I have nothing against MeeGo. I've used QT for almost 10 years and I would love to do it again. I am just saying this platform is not competitive .




Member since:
2006-01-01
I am struggling to understand why you think the MeeGo UI is 'incredibly interesting'?
The app tray looks very much like Android. You've been freequently railing about the traditional icon view on both iOS and Android so this is not really interesting, right?
The notification system is virtually identical to iOS and Android. So that's not really interesting, right?
The running app view is sort of interesting but not, you know, 'really interesting' because it's just some running app images.
The settings are virtually a copy of Android.
The contacts and their associated services are nicely integrated, better then iOS or Android in some cases but not as well in others.

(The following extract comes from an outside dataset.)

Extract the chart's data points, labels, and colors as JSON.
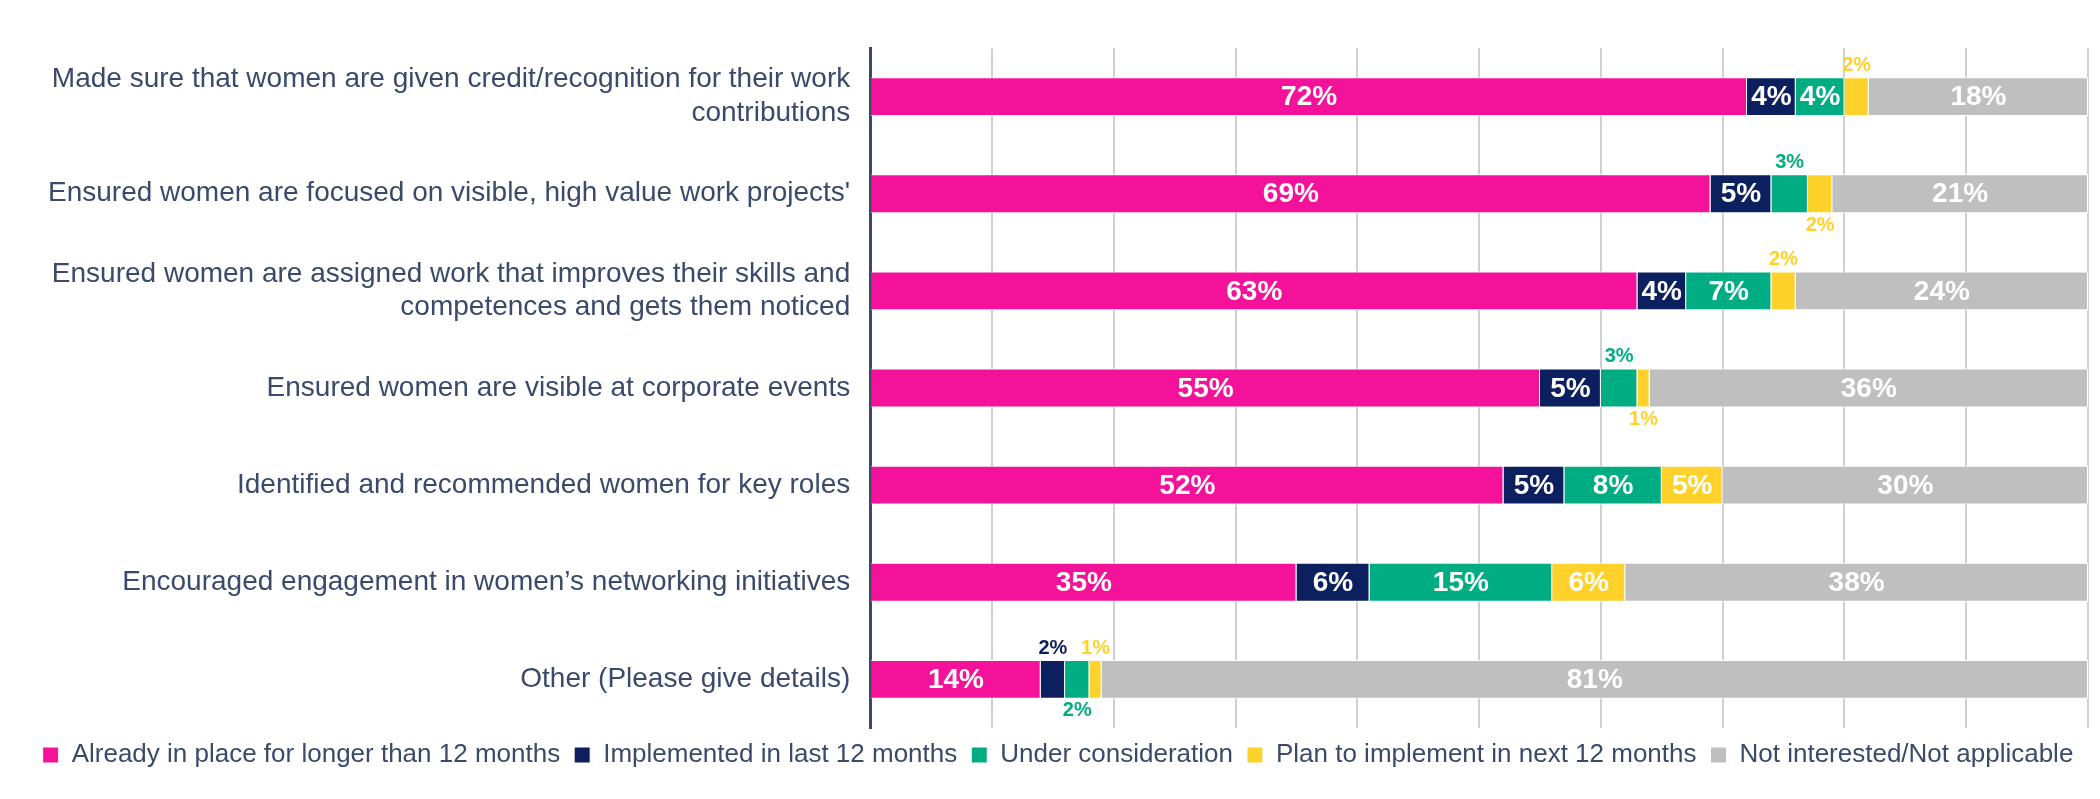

Windows Phone 7 is certainly much more solid in this respect.
The OS apparently gets 'bogged down' if you leave a lot of running apps.
The browser is a bit weak as the reviewer notes.
Also the phone is, essentially, equal in performance to last years Android devices. It's much more attractive certainly but that's it's most redeeming feature.
So, in general, this is, you know, a decent device. It has a few nice ideas in the OS but nothing outstanding. It may be the best device Nokia has ever built but it's not an Android or iOS 'killer' or even a really solid competitor.
All that said I think that Nokia made a good call in killing their OS effort in favor of OEMing an OS though I do think locking into Window Phone was a bit dumb. If your going to OEM why not OEM Android too to get better customer reach?